The partners are neck-and-neck with rival Moderna, which also applied for emergency approval from the European regulator. Its stock tumbled nearly 8% from a record high the day before.

“There is this optimism about what it means as we see news about vaccines emerge,” said Bill Northey, senior investment director at US Bank Wealth Management in Minneapolis.

“As we look towards a health solution, we could be sitting on a coiled spring of economic activity, but it could take a while for it to be unleashed.”

Earlier in the day, global equities got a boost from data that showed China’s factory activity in November increased at its fastest pace in a decade. Several other countries also reported sharp upticks in factory activity.

US data showed a recovery in manufacturing activity lost momentum in November.

All 11 S&P 500 sector indexes rose, with communication services up 2% and the leading gains.

In extended trade, Slack Technologies fell 1% after Salesforce.com agreed to buy the messaging app company in a $28bn deal.
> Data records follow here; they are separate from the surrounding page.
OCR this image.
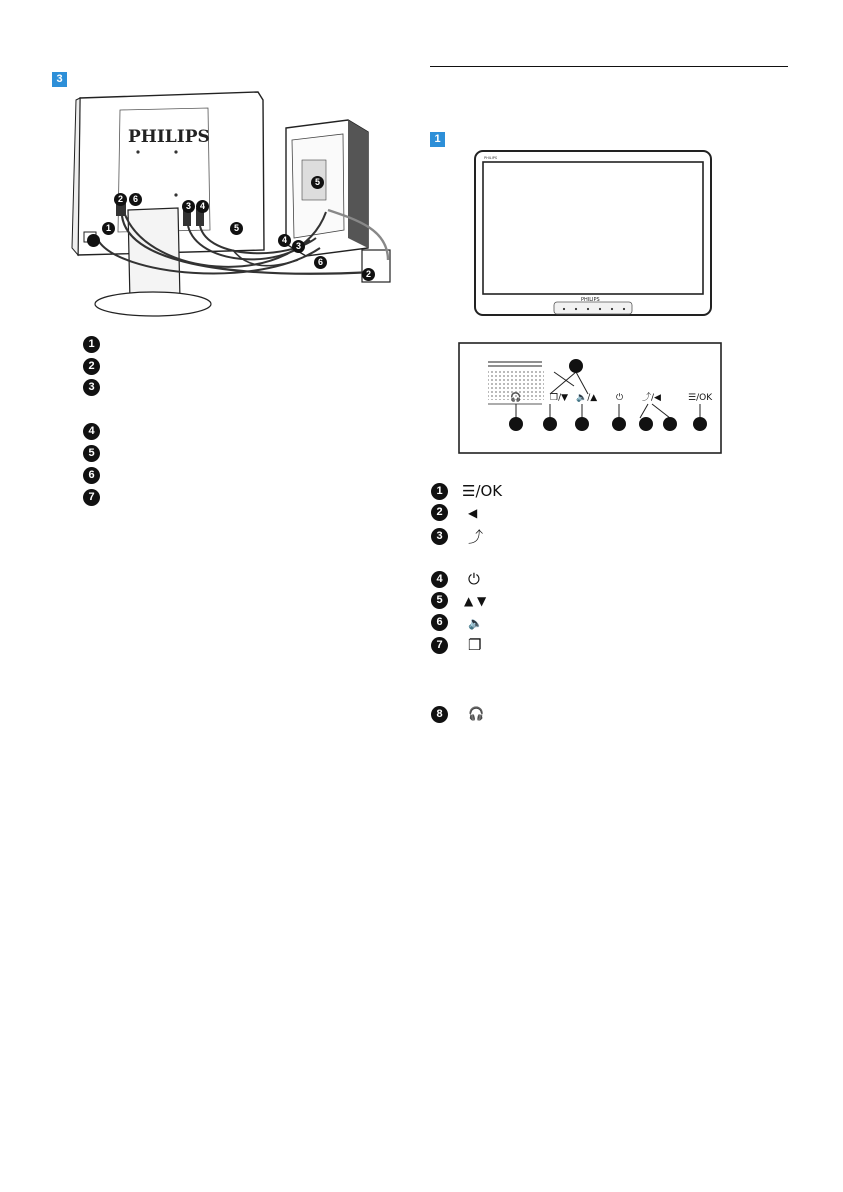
3
PHILIPS
1
2	6
3 4
5
4
3
6
5
2
1
2
3
4
5
6
7
1
PHILIPS
PHILIPS
🎧	❐/▼ 🔈/▲ ⏻ ⤴/◀	☰/OK
1	☰/OK
2	◀
3	⤴
4	⏻
5	▲ ▼
6	🔈
7	❐
8	🎧
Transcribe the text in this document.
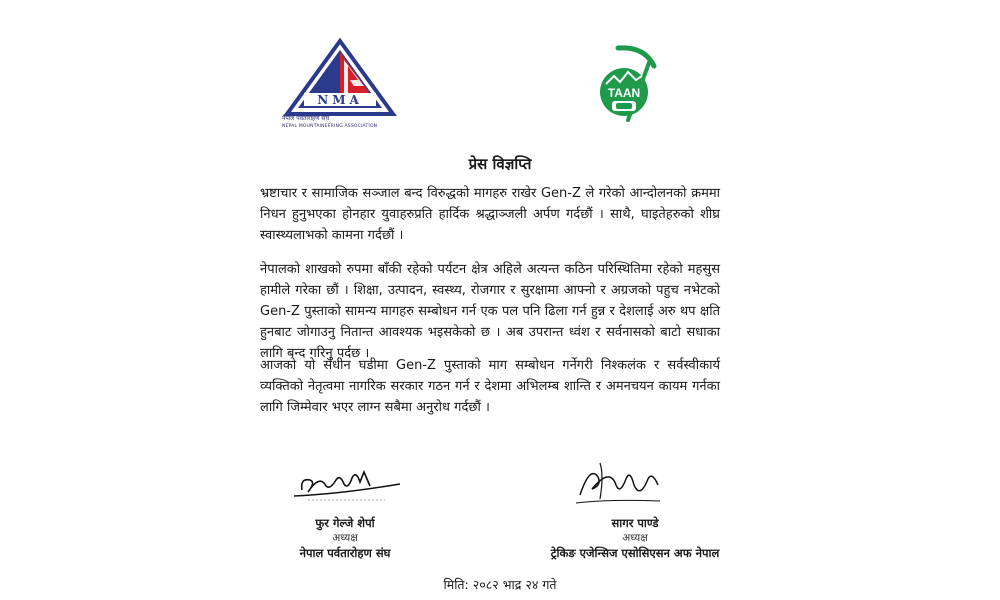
NMA
नेपाल पर्वतारोहण संघ
NEPAL MOUNTAINEERING ASSOCIATION
TAAN
प्रेस विज्ञप्ति
भ्रष्टाचार र सामाजिक सञ्जाल बन्द विरुद्धको मागहरु राखेर Gen-Z ले गरेको आन्दोलनको क्रममा निधन हुनुभएका होनहार युवाहरुप्रति हार्दिक श्रद्धाञ्जली अर्पण गर्दछौं । साथै, घाइतेहरुको शीघ्र स्वास्थ्यलाभको कामना गर्दछौं ।
नेपालको शाखको रुपमा बाँकी रहेको पर्यटन क्षेत्र अहिले अत्यन्त कठिन परिस्थितिमा रहेको महसुस हामीले गरेका छौं । शिक्षा, उत्पादन, स्वस्थ्य, रोजगार र सुरक्षामा आफ्नो र अग्रजको पहुच नभेटको Gen-Z पुस्ताको सामन्य मागहरु सम्बोधन गर्न एक पल पनि ढिला गर्न हुन्न र देशलाई अरु थप क्षति हुनबाट जोगाउनु नितान्त आवश्यक भइसकेको छ । अब उपरान्त ध्वंश र सर्वनासको बाटो सधाका लागि बन्द गरिनु पर्दछ ।
आजको यो संधीन घडीमा Gen-Z पुस्ताको माग सम्बोधन गर्नेगरी निश्कलंक र सर्वस्वीकार्य व्यक्तिको नेतृत्वमा नागरिक सरकार गठन गर्न र देशमा अभिलम्ब शान्ति र अमनचयन कायम गर्नका लागि जिम्मेवार भएर लाग्न सबैमा अनुरोध गर्दछौं ।
फुर गेल्जे शेर्पा
अध्यक्ष
नेपाल पर्वतारोहण संघ
सागर पाण्डे
अध्यक्ष
ट्रेकिङ एजेन्सिज एसोसिएसन अफ नेपाल
मिति: २०८२ भाद्र २४ गते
Salesforce fell 3.5%.

On Tuesday, investors also focused on remarks by US treasury secretary Steve Mnuchin and Federal Reserve chair Jerome Powell at the Senate banking committee, where they agreed on the need for more aid for small businesses.
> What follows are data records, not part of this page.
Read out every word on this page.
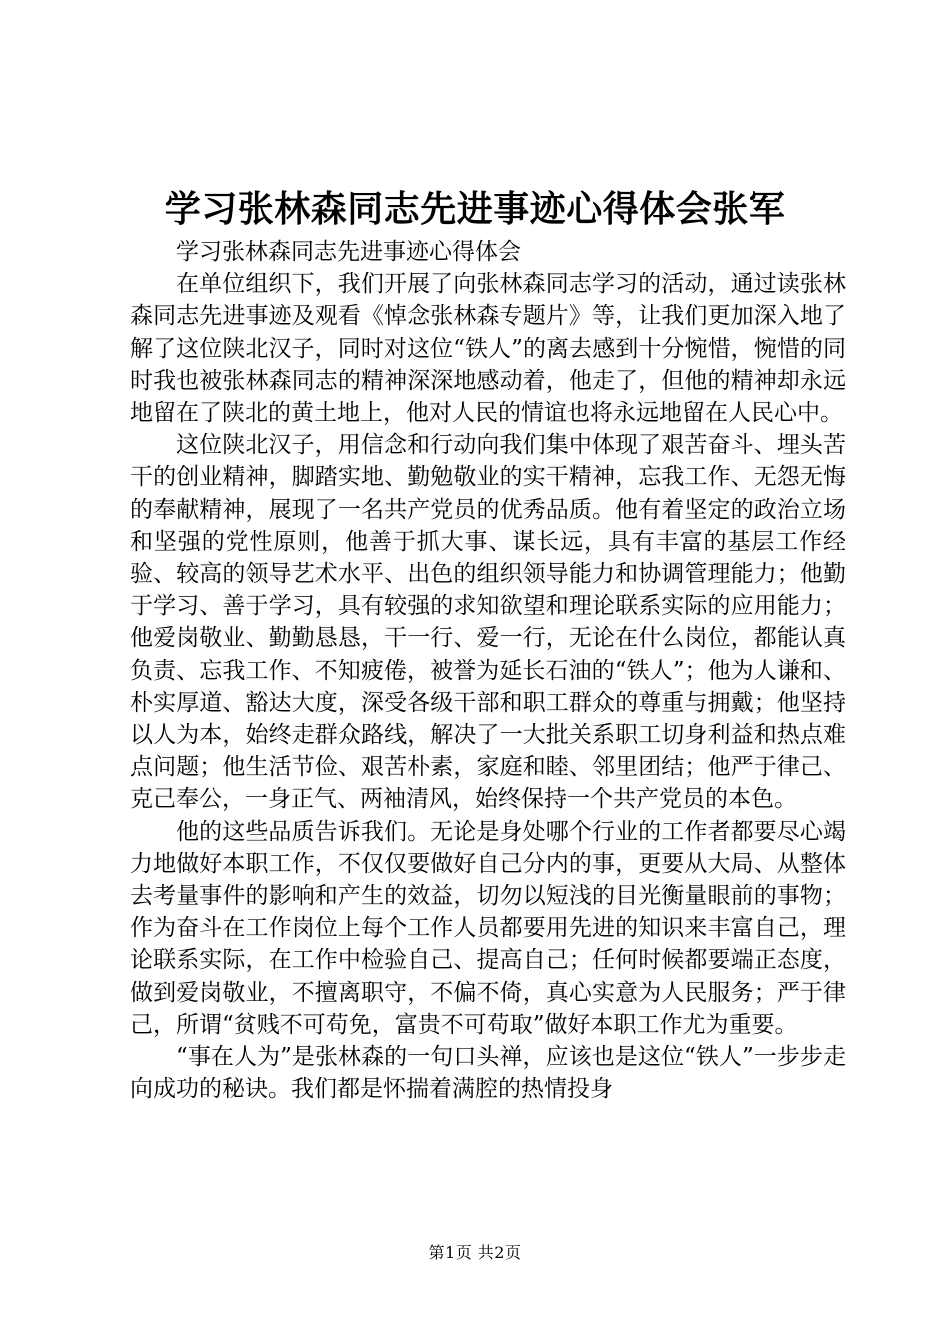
学习张林森同志先进事迹心得体会张军

学习张林森同志先进事迹心得体会

在单位组织下，我们开展了向张林森同志学习的活动，通过读张林森同志先进事迹及观看《悼念张林森专题片》等，让我们更加深入地了解了这位陕北汉子，同时对这位“铁人”的离去感到十分惋惜，惋惜的同时我也被张林森同志的精神深深地感动着，他走了，但他的精神却永远地留在了陕北的黄土地上，他对人民的情谊也将永远地留在人民心中。

这位陕北汉子，用信念和行动向我们集中体现了艰苦奋斗、埋头苦干的创业精神，脚踏实地、勤勉敬业的实干精神，忘我工作、无怨无悔的奉献精神，展现了一名共产党员的优秀品质。他有着坚定的政治立场和坚强的党性原则，他善于抓大事、谋长远，具有丰富的基层工作经验、较高的领导艺术水平、出色的组织领导能力和协调管理能力；他勤于学习、善于学习，具有较强的求知欲望和理论联系实际的应用能力；他爱岗敬业、勤勤恳恳，干一行、爱一行，无论在什么岗位，都能认真负责、忘我工作、不知疲倦，被誉为延长石油的“铁人”；他为人谦和、朴实厚道、豁达大度，深受各级干部和职工群众的尊重与拥戴；他坚持以人为本，始终走群众路线，解决了一大批关系职工切身利益和热点难点问题；他生活节俭、艰苦朴素，家庭和睦、邻里团结；他严于律己、克己奉公，一身正气、两袖清风，始终保持一个共产党员的本色。

他的这些品质告诉我们。无论是身处哪个行业的工作者都要尽心竭力地做好本职工作，不仅仅要做好自己分内的事，更要从大局、从整体去考量事件的影响和产生的效益，切勿以短浅的目光衡量眼前的事物；作为奋斗在工作岗位上每个工作人员都要用先进的知识来丰富自己，理论联系实际，在工作中检验自己、提高自己；任何时候都要端正态度，做到爱岗敬业，不擅离职守，不偏不倚，真心实意为人民服务；严于律己，所谓“贫贱不可苟免，富贵不可苟取”做好本职工作尤为重要。

“事在人为”是张林森的一句口头禅，应该也是这位“铁人”一步步走向成功的秘诀。我们都是怀揣着满腔的热情投身

第1页 共2页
Meanwhile, a bipartisan group of US legislators unveiled a $908bn Covid-19 relief bill aimed at breaking a months-long deadlock between Democrats and Republicans over new emergency assistance for small businesses, unemployed people, airlines and other industries during the pandemic.

The Dow Jones Industrial Average rose 0.63% to end at 29,823.92 points, while the S&P 500 gained 1.13% to 3,662.44. The Nasdaq Composite climbed 1.28% to 12,355.11.

All three main stock indexes gained more than 10% in November.

Zoom Video Communications slumped 15% after warning its gross margins would remain under pressure going into 2021.

Tesla rose 3% after S&P Dow Jones Indices said it would add one of Wall Street’s most valuable companies to the S&P 500 index in one go on December 21, rather than in two tranches.

Micron Technology advanced 4.7% as the chipmaker increased its revenue, gross margin and earnings forecast for the first quarter.

Advancing issues outnumbered declining ones on the NYSE by a 2.45-to-1 ratio; on Nasdaq, a 1.38-to-1 ratio favoured advancers.